TÜRKİYE OLMASAYDI KIBRIS’TA TEK BİR TÜRK KALACAK MIYDI?

15 Temmuz 1974 Rum ve Yunan Cunta’sının Kıbrıs darbesiyle “Kıbrıs Helen Cumhuriyeti” ilanı üzerine Türkiye 20 Temmuz 1974’de müdahale etmeseydi, Atlılar, Muratağa, Sandallar ve Taşkent katliamları ile Kıbrıs’ta tek bir Türk kalacak mıydı?

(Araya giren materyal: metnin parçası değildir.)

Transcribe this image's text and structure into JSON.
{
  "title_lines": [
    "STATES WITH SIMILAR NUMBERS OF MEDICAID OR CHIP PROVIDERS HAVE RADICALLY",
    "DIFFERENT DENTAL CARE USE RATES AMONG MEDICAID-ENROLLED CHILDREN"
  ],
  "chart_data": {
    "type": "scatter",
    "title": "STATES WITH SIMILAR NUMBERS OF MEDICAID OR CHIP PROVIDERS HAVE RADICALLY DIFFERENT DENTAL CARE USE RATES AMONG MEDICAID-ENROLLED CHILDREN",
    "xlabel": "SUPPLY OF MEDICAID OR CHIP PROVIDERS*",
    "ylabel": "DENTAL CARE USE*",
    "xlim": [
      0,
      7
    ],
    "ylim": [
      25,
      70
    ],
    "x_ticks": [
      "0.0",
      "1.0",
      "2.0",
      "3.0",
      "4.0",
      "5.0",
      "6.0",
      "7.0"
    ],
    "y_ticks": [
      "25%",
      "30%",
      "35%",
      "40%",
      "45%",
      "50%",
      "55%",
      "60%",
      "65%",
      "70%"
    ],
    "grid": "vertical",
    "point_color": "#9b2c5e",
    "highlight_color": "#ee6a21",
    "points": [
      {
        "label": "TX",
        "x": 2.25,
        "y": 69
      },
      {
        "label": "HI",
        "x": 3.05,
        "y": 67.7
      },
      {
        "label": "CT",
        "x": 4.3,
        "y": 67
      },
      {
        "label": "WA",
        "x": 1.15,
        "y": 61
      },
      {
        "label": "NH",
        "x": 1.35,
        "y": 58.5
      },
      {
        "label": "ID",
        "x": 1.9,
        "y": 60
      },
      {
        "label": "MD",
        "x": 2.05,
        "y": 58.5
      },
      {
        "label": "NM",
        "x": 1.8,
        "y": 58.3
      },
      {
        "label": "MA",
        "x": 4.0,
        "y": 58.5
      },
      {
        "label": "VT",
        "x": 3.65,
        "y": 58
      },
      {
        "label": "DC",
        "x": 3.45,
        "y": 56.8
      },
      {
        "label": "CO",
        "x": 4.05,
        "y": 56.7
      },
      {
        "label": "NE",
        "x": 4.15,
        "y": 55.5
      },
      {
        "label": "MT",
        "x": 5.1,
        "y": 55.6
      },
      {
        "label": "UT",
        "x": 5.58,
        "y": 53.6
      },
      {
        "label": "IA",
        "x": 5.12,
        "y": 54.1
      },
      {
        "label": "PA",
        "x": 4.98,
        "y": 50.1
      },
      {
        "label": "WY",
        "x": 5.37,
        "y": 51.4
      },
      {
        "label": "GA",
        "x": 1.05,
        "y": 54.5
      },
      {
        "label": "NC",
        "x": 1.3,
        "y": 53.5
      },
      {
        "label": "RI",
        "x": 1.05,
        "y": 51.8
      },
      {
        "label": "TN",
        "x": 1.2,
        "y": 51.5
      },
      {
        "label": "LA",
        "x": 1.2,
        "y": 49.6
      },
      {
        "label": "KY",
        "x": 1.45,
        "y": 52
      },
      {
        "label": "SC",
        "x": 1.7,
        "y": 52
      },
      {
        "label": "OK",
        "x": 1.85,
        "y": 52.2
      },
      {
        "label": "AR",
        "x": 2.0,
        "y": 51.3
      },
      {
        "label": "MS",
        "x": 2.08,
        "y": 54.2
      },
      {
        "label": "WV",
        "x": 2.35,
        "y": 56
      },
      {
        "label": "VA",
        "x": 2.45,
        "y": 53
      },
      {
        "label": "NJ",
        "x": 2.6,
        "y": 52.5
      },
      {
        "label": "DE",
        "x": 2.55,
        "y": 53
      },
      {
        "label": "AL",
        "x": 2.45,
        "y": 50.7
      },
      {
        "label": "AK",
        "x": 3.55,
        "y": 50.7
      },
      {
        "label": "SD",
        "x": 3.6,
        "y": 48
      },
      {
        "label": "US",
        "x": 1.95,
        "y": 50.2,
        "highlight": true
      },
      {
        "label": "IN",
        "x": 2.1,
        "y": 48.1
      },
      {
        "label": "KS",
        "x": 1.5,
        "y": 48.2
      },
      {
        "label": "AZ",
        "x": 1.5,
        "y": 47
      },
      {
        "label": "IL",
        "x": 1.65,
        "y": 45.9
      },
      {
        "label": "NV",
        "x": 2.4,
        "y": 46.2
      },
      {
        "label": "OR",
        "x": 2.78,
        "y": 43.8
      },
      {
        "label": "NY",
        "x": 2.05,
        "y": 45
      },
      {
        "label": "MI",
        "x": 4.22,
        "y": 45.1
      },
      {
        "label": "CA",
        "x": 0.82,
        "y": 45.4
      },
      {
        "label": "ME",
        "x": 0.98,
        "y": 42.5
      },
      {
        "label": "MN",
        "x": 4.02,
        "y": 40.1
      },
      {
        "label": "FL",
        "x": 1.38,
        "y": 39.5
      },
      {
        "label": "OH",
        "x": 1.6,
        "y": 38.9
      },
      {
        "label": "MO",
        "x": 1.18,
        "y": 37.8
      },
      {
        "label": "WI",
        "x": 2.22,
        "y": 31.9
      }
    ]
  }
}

MARAŞ PAZARLIK KONUSU OLAMAZ

20 Temmuz 1974 Mutlu Barış Harekâtı gerçekten Kıbrıs’a Barış, Huzur, Güveni getirdiği gibi; 1975’de ilgili tarafların onayı ile yapılan Nüfus Mübadele Antlaşması ile Kıbrıs’a gerçek çözümü de getirmiştir. Sakın bu ziyaretinizde Maraş’ı ortaya koymayınız zira Maraş Vakıf malıdır ve asla pazarlık konusu olamaz.

ABD LEFKOŞA ELÇİSİNİ KIBRIS TÜRK HALKI ÖLDÜRMEDİ

Sayın Biden? Kıbrıs’ta Kıbrıs Türk halkının Ada’da Barış ve Huzur içinde yaşamaktan öte bir gayesi olmamıştır. ABD Lefkoşa Elçisini Kıbrıs Türk halkı öldürmedi. Görüşmelerde çözüme onlar yanaşmadı zira onlar katıksız ENOSİS hayallerinden uyanmadılar Türkiye Kıbrıs’a gerçek Barış, Huzur ve Çözümü de getirdi. Siz Türkiye’ye yıllarca silah ambargosu uyguladınız, oysa ayni silahları Kıbrıs’ta kullanan Yunanistan’ı muaf tuttunuz.

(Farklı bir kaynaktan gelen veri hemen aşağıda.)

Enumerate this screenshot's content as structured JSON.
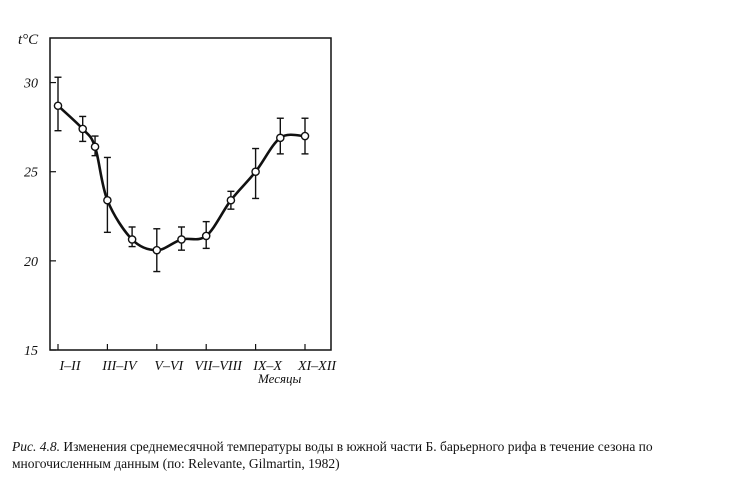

KENDİ ÇIKARLARINIZ İÇİN GELDİNİZ

Kıbrıs’ta çözüm; Kıbrıs’ın yaşanmış gerçeklerinin dikkate alınmasıyla mümkündür. 50 yıldan sonra Kıbrıs’ta kendi çıkarlarınız için geldiniz hoş geldiniz. Ancak Kıbrıs’ın gerçeklerini dikkate alarak meseleye bakarsanız, Kıbrıs’ta 20 Temmuz 1974’den beri hüküm süren Barış, Huzur ve güvene katkı koyacak ve bugünkü durumu kabul edeceksiniz.

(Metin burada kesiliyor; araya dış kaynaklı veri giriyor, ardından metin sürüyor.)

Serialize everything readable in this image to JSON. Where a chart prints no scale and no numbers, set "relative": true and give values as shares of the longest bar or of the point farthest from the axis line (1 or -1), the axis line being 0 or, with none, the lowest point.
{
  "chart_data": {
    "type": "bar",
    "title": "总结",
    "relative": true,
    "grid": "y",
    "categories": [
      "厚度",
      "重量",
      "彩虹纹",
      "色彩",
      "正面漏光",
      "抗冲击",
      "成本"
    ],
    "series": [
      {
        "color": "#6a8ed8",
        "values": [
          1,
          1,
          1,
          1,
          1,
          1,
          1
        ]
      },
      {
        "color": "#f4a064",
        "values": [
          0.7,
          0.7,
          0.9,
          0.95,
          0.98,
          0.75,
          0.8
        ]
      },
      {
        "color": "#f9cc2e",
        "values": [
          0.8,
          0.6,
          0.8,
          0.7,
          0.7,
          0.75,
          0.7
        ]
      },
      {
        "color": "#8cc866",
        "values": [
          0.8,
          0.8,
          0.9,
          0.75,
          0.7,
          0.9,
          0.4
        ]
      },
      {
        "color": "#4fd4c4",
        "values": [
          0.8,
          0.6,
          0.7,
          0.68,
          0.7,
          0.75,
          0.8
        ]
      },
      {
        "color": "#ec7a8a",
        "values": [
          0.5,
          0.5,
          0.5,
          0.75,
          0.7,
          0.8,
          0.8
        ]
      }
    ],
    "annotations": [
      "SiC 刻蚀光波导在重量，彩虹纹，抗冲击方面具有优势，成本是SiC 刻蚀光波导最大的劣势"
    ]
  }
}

TÜRKİYE CEZALANDIRILMAK İSTENİYOR

Son olarak Türkiye’nin Kıbrıs’a Barış, Huzur ve Güveni ve de aranan çözümü de getirdiği için değişik yöntemlerle cezalandırılmaya çalışılması asla kabul edilebilir bir çare olamayacağı vurgulanan mektupta, şu ifadelere yer verildi: “Kıbrıs’ta Barışı, Huzuru ve Güveni berhava eden Rum ile Yunanlıları da ödüllendirerek sonuca ulaşmak mümkün değildir. AB ve BM’de artık Kıbrıs’taki gerçekleri görüp kabul etmelidirler. Bu ziyaretiniz, Kıbrıs’ta BM’nin yapamadığını yapan ve Kıbrıs’a Barış, Huzur ve Güveni getirip kalıcı ve yaşayabilir çözüm için de koşulları yaratan Türkiye’ye teşekkür borçlu olduğunuzu görmeniz için son bir fırsattır. Süper güç ABD’nin Başkan Yardımcısı, gösteriniz kendinizi ve ABD’nin haklının ve meşrunun yanında olduğunu göstermesi için bu fırsatı kaçırmayınız.”